Das ist die wahre Prüfung – eine, der sich Israel stets verweigert hat. Es hat sich selbst dann noch auf seine Opferrolle berufen, als es schon eine Regionalmacht geworden war. Es begründete seine Identität auf dem Slogan »Nie wieder«, der allerdings nur für Juden gelten sollte. Das Ergebnis: Wenn die Welt sieht, wie Palästinenser ermordet, vertrieben und ausgehungert werden, akzeptiert es die Ausrede nicht länger, dass die historische Vernichtungserfahrung Israel von einer Rechenschaftspflicht befreit. Für die westliche Welt gilt »Nie Wieder« für alle. Auch der Palästinenser in Gaza ist ein menschliches Wesen, für den der Schutz des »Nie Wieder« gilt.

Der Holocaust wird immer ein schwarzes Loch in der Menschheitsgeschichte bleiben. Aber die moralische Kreditkarte, die er Israel verlieh, ist abgelaufen. Von nun an wird Israel wie jeder andere Staat bewertet werden – nach seinen Taten in der Gegenwart.

Das ist eine schmerzhafte Erkenntnis für Israel. Vielleicht die schmerzhafteste seit der Gründung des Staates. Zum ersten Mal wird Israel für seine eigenen Taten und Verfehlungen zur Rechenschaft gezogen werden. Und doch eröffnet dieser Augenblick auch Chancen. Die Verbrechen der Hamas von Oktober 2023 rechtfertigen die von Israel seitdem begangenen Taten nicht – und wiegen sie erst recht nicht auf. Nichtsdestotrotz muss es immer wieder gesagt werden: Juden haben Deutschland niemals angegriffen, und für die »Endlösung« gab es keine Rechtfertigung – wie auch immer sie lauten sollte. Trotzdem muss Israel nach 2023 zum Deutschland Gazas und Palästinas werden.

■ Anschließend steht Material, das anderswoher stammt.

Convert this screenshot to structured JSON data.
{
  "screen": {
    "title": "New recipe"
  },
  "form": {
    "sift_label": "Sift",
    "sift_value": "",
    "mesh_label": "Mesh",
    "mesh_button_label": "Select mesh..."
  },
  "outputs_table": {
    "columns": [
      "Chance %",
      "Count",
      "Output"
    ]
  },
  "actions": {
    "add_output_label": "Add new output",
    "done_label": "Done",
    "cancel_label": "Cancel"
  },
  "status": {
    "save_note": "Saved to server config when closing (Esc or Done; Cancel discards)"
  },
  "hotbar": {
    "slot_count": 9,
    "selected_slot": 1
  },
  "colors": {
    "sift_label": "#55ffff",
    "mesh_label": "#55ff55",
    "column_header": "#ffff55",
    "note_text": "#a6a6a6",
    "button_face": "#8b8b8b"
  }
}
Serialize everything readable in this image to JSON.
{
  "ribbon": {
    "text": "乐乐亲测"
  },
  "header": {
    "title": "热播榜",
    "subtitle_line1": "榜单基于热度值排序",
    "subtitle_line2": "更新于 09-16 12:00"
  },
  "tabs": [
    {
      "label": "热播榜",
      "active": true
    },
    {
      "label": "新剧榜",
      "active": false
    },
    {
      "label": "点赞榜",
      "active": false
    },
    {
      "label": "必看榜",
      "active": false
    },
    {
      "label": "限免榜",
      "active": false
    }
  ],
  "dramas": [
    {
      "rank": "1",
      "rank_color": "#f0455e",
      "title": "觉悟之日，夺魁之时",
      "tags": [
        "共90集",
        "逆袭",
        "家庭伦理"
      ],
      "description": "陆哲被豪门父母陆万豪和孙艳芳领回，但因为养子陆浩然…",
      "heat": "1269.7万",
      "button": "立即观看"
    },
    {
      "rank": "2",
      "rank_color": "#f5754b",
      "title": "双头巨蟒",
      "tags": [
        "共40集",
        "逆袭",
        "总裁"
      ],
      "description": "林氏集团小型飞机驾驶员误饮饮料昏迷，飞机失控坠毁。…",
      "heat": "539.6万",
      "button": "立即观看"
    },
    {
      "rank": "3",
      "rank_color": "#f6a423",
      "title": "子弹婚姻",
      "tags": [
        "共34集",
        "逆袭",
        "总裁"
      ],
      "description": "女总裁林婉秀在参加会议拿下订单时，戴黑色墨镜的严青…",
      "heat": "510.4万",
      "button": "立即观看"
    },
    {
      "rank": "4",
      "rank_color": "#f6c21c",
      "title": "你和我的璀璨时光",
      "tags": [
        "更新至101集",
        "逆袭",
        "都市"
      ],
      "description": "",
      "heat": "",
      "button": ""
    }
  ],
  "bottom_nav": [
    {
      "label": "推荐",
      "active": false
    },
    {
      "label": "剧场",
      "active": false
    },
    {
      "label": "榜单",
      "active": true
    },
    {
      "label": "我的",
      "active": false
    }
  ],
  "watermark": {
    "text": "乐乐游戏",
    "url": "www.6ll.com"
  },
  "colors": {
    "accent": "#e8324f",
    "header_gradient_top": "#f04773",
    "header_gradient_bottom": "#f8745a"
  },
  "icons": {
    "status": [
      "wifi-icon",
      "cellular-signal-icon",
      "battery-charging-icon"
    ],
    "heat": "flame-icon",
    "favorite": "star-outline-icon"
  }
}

Nachdem Israel Gaza zerstört hat, muss es das Land wiederaufbauen. Nachdem Israel den Palästinensern Frieden und Hoffnung verweigert hat, muss es einer ganzen Generation von Palästinensern ein Leben in Frieden und Hoffnung gewährleisten. Denn es gibt noch eine weitere Lektion »unseres Holocausts«: nicht nur die Opfer brauchen Heilung und Wiedergutmachung. Auch der Täter braucht sie. Diesmal sind wir es, die Israelis.